Facile strategy for the creation of complex and diverse compounds

High-throughput screening (HTS) of synthetic chemical libraries, containing mainly small molecules, is widely used in drug discovery programmes, both in industry and academia.

HTS has provided many drug leads, but mainly for biological targets that can be modulated by low molecular weigh and planar compounds. For more complex biological targets, HTS will fail due to the nature of the composition of the screening library. A recent study (J. Med. Chem. 2011, 6405) has shown that medicinal chemists have been synthesizing, over the last 50 years, compounds with lower than ideal Fsp3 (fraction of sp3-hybridised carbons) values and higher than ideal ClogP values, the former attributed to the increasing ease of sp2-sp2 coupling reactions. Therefore there is an interest in creating new libraries of complex compounds with better “druglike” features.

Hergenrother and co-workers (Nature Chemistry, 2013, 195) describe a ring-distortion strategy to rapidly (≤5 synthetic steps) generate collections of complex and diverse small molecules from readily available polycyclic natural products. An important consequence of starting with natural products is that all the intermediates generated are complex structurally and worth of inclusion in the final library.

They demonstrate this strategy for three complex natural products, gibberellic acid, adrenosterone and quinine using combinations of ring-cleavage, ring expansions, ring-fusions and ring rearrangements reactions (Fig 1-3).

cv4Figure 1. Ring-distortion approach on gibberellic acid.

cv5Figure 2. Ring-distortion approach on adrenosterone.

cv6Figure 3. Ring-distortion approach on quinine.
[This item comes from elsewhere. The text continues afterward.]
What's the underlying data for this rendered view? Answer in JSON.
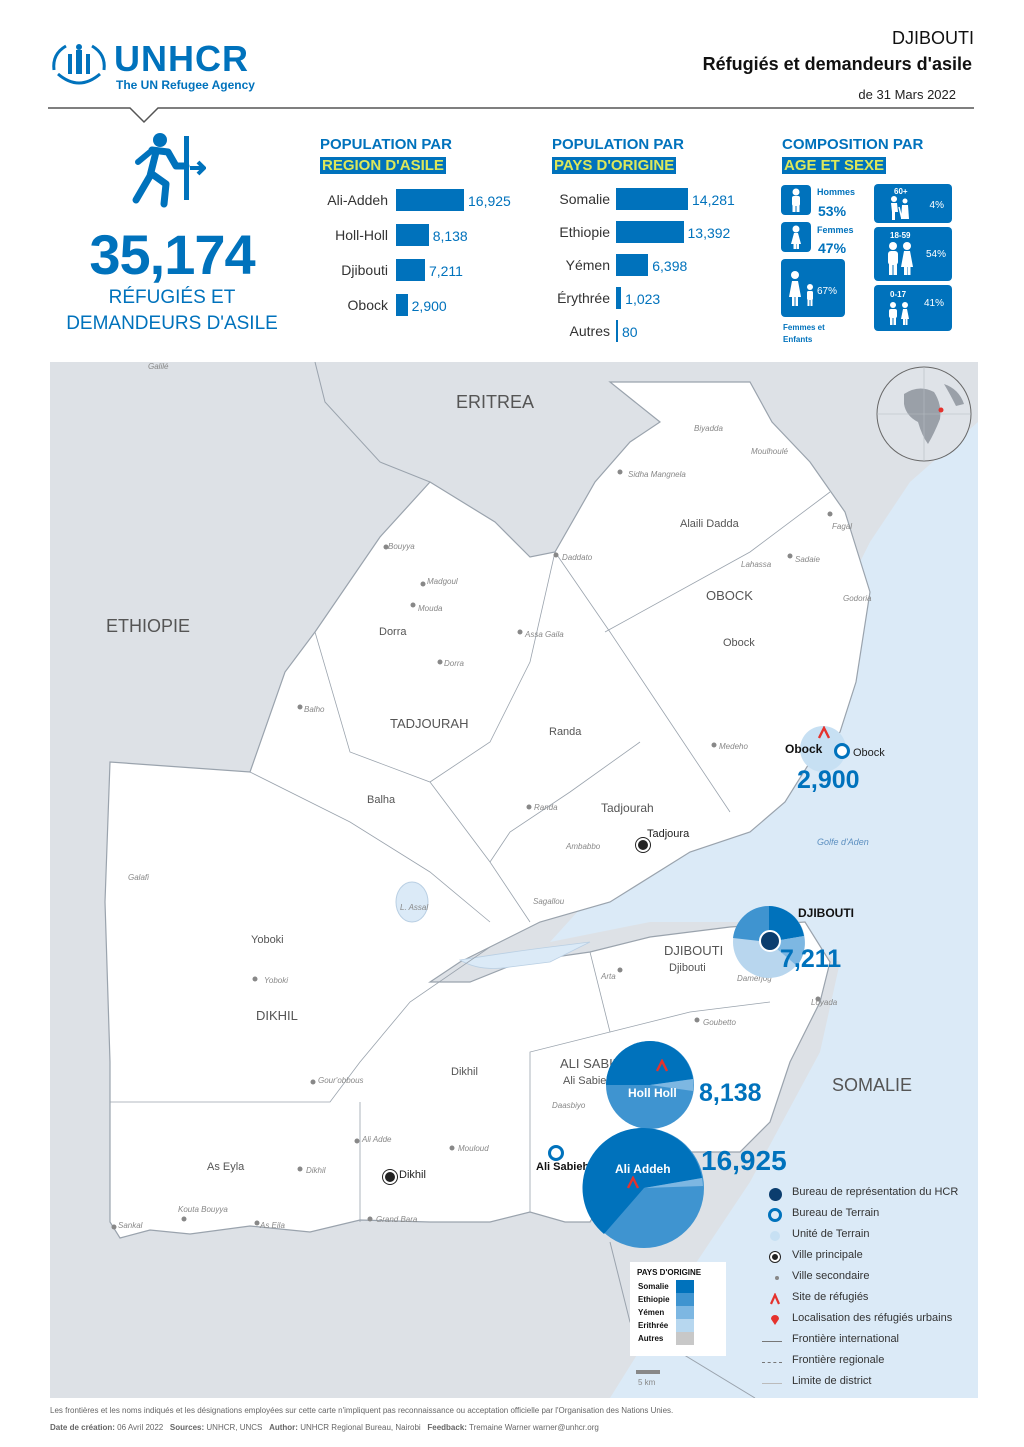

The average Fsp3 values for Hergenrother compounds was found to be 0.59, considerably higher than the 0.23 average found for a ChemBridge commercial collection of 150,000 compounds, while the ClogP was 2.90, 1.1 log units lower that that in the commercial collection, corresponding to a 12-fold reduction in hydrophobicity. Moreover, a chemoinformatic analysis (Tanimoto coefficients) revealed very low similarity between all of the compounds synthesized in this way which is a much superior derivatisation strategy than the conventional modification of peripheral functionalities.

Screening this library should definitely be of great interest to medicinal chemists.